Notes on: “The Structure of Scientific Revolutions”; by Thomas S. Kuhn
Shadi Samawi
Specialist Orthodontist | Secretary General - Jordanian Commission of Orofacial Pain & Dysfunction | Former Secretary General & Treasurer - Jordanian Orthodontic Society | Former Consultant Orthodontist (Bahrain)
Scientific theories don’t change because old scientists change their minds; they change because old scientists die. ~ Max Plank
In 1962, Thomas Kuhn, Historian of Science, published his seminal work: The Structure of Scientific Revolutions (The University of Chicago Press). In this book, Kuhn challenged long-standing linear notions of scientific progress, arguing that transformative ideas don’t arise from the day-to-day, gradual process of experimentation and data accumulation but that the revolutions in science – those breakthrough moments that disrupt accepted thinking and offer unanticipated ideas – actually occur outside of “normal science,” as he called it.

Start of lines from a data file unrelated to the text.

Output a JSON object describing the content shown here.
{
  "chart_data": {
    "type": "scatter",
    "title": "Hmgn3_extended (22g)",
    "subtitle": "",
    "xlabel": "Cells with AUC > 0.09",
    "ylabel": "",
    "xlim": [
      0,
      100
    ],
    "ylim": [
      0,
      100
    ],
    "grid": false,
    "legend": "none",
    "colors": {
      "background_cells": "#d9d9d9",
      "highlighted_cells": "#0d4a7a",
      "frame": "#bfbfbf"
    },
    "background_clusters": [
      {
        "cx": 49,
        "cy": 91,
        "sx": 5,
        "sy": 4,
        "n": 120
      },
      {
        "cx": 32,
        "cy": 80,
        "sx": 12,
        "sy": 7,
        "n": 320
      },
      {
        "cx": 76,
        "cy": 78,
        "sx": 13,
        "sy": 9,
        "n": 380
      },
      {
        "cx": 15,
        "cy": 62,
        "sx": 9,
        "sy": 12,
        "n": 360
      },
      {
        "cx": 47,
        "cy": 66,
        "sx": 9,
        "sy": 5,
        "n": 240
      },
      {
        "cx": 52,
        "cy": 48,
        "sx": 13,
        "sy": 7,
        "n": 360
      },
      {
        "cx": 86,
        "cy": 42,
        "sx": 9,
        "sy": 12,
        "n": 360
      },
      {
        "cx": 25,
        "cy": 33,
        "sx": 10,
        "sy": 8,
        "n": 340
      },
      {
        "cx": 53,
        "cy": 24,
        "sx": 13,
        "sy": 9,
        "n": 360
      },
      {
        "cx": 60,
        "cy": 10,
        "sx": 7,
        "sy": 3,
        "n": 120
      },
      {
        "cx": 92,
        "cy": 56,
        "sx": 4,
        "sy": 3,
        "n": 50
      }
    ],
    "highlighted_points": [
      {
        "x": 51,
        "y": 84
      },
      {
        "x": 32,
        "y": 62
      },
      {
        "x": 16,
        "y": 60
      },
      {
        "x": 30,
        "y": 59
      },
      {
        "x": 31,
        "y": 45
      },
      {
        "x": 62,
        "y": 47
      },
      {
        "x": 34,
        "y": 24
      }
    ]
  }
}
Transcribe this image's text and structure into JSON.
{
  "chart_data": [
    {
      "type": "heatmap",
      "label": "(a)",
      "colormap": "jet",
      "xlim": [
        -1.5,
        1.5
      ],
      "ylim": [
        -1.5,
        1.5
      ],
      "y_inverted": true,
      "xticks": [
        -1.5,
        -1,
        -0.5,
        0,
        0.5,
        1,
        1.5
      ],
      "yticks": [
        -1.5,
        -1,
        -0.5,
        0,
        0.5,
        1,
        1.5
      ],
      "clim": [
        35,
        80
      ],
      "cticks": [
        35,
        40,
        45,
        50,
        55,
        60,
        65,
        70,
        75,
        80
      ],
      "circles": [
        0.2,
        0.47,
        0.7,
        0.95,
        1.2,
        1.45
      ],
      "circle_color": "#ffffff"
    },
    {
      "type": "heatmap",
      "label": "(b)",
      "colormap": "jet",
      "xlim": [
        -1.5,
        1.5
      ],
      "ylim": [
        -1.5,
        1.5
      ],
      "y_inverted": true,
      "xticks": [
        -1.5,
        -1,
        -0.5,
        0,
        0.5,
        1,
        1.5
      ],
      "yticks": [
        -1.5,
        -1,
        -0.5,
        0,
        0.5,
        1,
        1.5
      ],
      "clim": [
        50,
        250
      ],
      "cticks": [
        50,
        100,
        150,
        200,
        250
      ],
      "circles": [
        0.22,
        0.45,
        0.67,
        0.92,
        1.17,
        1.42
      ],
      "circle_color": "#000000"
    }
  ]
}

Normal Science , as Kuhn defines it, means research firmly based upon one or more past scientific achievements, achievements that some particular scientific community acknowledges for a time as supplying the foundation for its further practice.
Though Kuhn was writing when physics ruled the sciences, his ideas on how scientific revolutions bring order to the anomalies that amass over time in research experiments are still instructive in our biotech age.